Zinnia is on the mend, in case you're wondering the outcome of my last entry. I freed her from the task of turning down the lights on her husband by doing the job myself. Oh, no need to fawn at my generosity, dears. She'd have done the same, as would most any of the Black Cats. It's an unwritten pact among the litter. While we've all recited and signed the oath to place “duty before love”, it really only works on paper. Love, even when one enters into it as a charade, finds its way into one's pores, resting just under the epidermis, leaking ever so slowly into the capillaries. It's a toxic venom, and you ladies who have been stricken by it know the torch song I sing. It's natural that it's men who would give such a heartless mission to an agent. Why, a man would kiss his wife one minute, send her sailing over the railing of Niagara Falls the next. Don't think so? I've seen it, my blossoms. No less than seven times; one lady even grazed my cheek with the heel of her boot.
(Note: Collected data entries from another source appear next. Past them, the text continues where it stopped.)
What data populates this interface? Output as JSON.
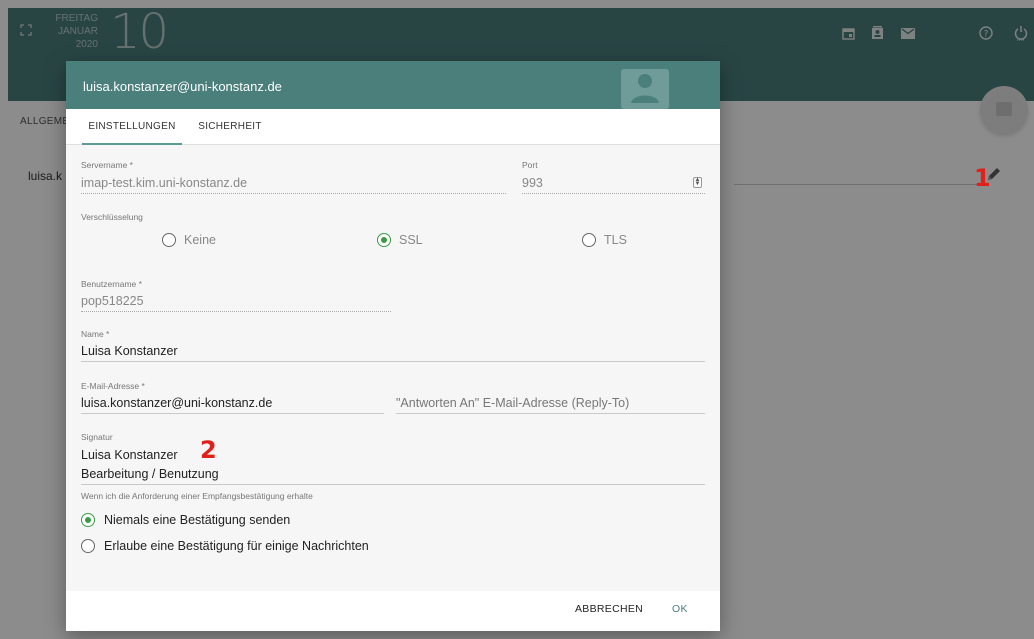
{
  "topbar": {
    "weekday": "FREITAG",
    "month": "JANUAR",
    "year": "2020",
    "day": "10",
    "icons": [
      "fullscreen-icon",
      "calendar-icon",
      "contacts-icon",
      "mail-icon",
      "help-icon",
      "power-icon"
    ]
  },
  "background": {
    "tab_label": "ALLGEMEI",
    "account_label": "luisa.k",
    "marker_1": "1"
  },
  "dialog": {
    "title": "luisa.konstanzer@uni-konstanz.de",
    "tabs": [
      {
        "label": "EINSTELLUNGEN",
        "active": true
      },
      {
        "label": "SICHERHEIT",
        "active": false
      }
    ],
    "servername": {
      "label": "Servername *",
      "value": "imap-test.kim.uni-konstanz.de"
    },
    "port": {
      "label": "Port",
      "value": "993"
    },
    "encryption": {
      "label": "Verschlüsselung",
      "options": [
        "Keine",
        "SSL",
        "TLS"
      ],
      "selected": "SSL"
    },
    "username": {
      "label": "Benutzername *",
      "value": "pop518225"
    },
    "name": {
      "label": "Name *",
      "value": "Luisa Konstanzer"
    },
    "email": {
      "label": "E-Mail-Adresse *",
      "value": "luisa.konstanzer@uni-konstanz.de"
    },
    "reply_to": {
      "placeholder": "\"Antworten An\" E-Mail-Adresse (Reply-To)"
    },
    "signature": {
      "label": "Signatur",
      "line1": "Luisa Konstanzer",
      "line2": "Bearbeitung / Benutzung"
    },
    "marker_2": "2",
    "receipt": {
      "label": "Wenn ich die Anforderung einer Empfangsbestätigung erhalte",
      "options": [
        "Niemals eine Bestätigung senden",
        "Erlaube eine Bestätigung für einige Nachrichten"
      ],
      "selected": "Niemals eine Bestätigung senden"
    },
    "buttons": {
      "cancel": "ABBRECHEN",
      "ok": "OK"
    }
  },
  "colors": {
    "header": "#4a7f7c",
    "accent": "#3a9a45",
    "marker": "#e0201b"
  }
}
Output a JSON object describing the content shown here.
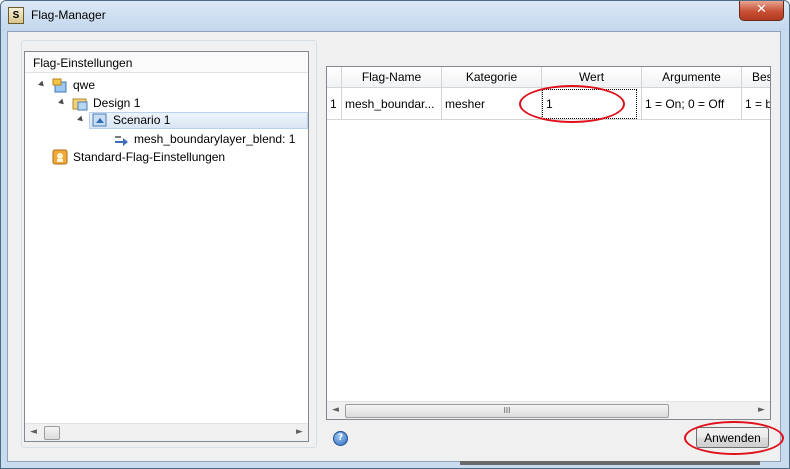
{
  "window": {
    "title": "Flag-Manager",
    "app_icon_text": "S",
    "close_glyph": "✕"
  },
  "tree": {
    "header": "Flag-Einstellungen",
    "items": [
      {
        "label": "qwe",
        "icon": "database-icon"
      },
      {
        "label": "Design 1",
        "icon": "design-folder-icon"
      },
      {
        "label": "Scenario 1",
        "icon": "scenario-icon"
      },
      {
        "label": "mesh_boundarylayer_blend: 1",
        "icon": "flag-arrow-icon"
      },
      {
        "label": "Standard-Flag-Einstellungen",
        "icon": "default-flags-icon"
      }
    ],
    "scroll_left": "◄",
    "scroll_right": "►"
  },
  "grid": {
    "columns": [
      "Flag-Name",
      "Kategorie",
      "Wert",
      "Argumente",
      "Bes"
    ],
    "rows": [
      {
        "num": "1",
        "flag_name": "mesh_boundar...",
        "category": "mesher",
        "value": "1",
        "arguments": "1 = On; 0 = Off",
        "description": "1 = b"
      }
    ],
    "scroll_left": "◄",
    "scroll_right": "►",
    "thumb_grip": "III"
  },
  "footer": {
    "help_glyph": "?",
    "apply_label": "Anwenden"
  },
  "colors": {
    "annotation_red": "#e0101a",
    "title_blue": "#c3d7ec",
    "close_red": "#c74f34"
  }
}
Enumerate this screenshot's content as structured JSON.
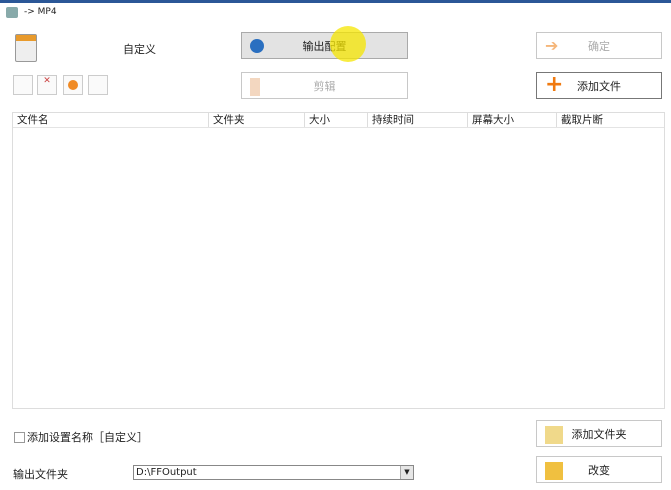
{
  "title": "-> MP4",
  "profile_label": "自定义",
  "buttons": {
    "output_config": "输出配置",
    "ok": "确定",
    "clip": "剪辑",
    "add_file": "添加文件",
    "add_folder": "添加文件夹",
    "change": "改变"
  },
  "table": {
    "columns": [
      "文件名",
      "文件夹",
      "大小",
      "持续时间",
      "屏幕大小",
      "截取片断"
    ]
  },
  "add_setting_name": "添加设置名称［自定义］",
  "output_folder_label": "输出文件夹",
  "output_folder_value": "D:\\FFOutput"
}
I was genuinely shaken and stirred.
It was a quick job. Quick and clean, just the way I like them. Representative Schilack was a fine man, but a weak one at that. When your hand works in money as much as his did, I suppose it's tempting to let things get sticky now and then. A C-note here and there. One thinks those things go unnoticed, but they don't. And when you try and find your way out of the storm by looking to the red lights of a communist regime, there's really no turning back. I can understand why they looked to Zinnia to do the job; she is the closest to the target, after all. But we girls must stick together. And so, when my friend excused herself to visit the hotel boutique, I slipped into the suite, knowing that Mr. Schilack had stepped into the shower. There's nothing better for the pores than a heavy dose of steam and when they get good and open, all kinds of things can find their ways into them. Even a half ounce of secretion from the rare Venezuelan tree frog, mixed in a solution of menthol fizz can find its way from beneath the washroom door, among the steam and into the bloodstream of an unfortunate, but supremely stupid man. “It was a heart attack,” the papers would say. But then, the papers always say it was a heart attack. They have neither scruples, nor imagination.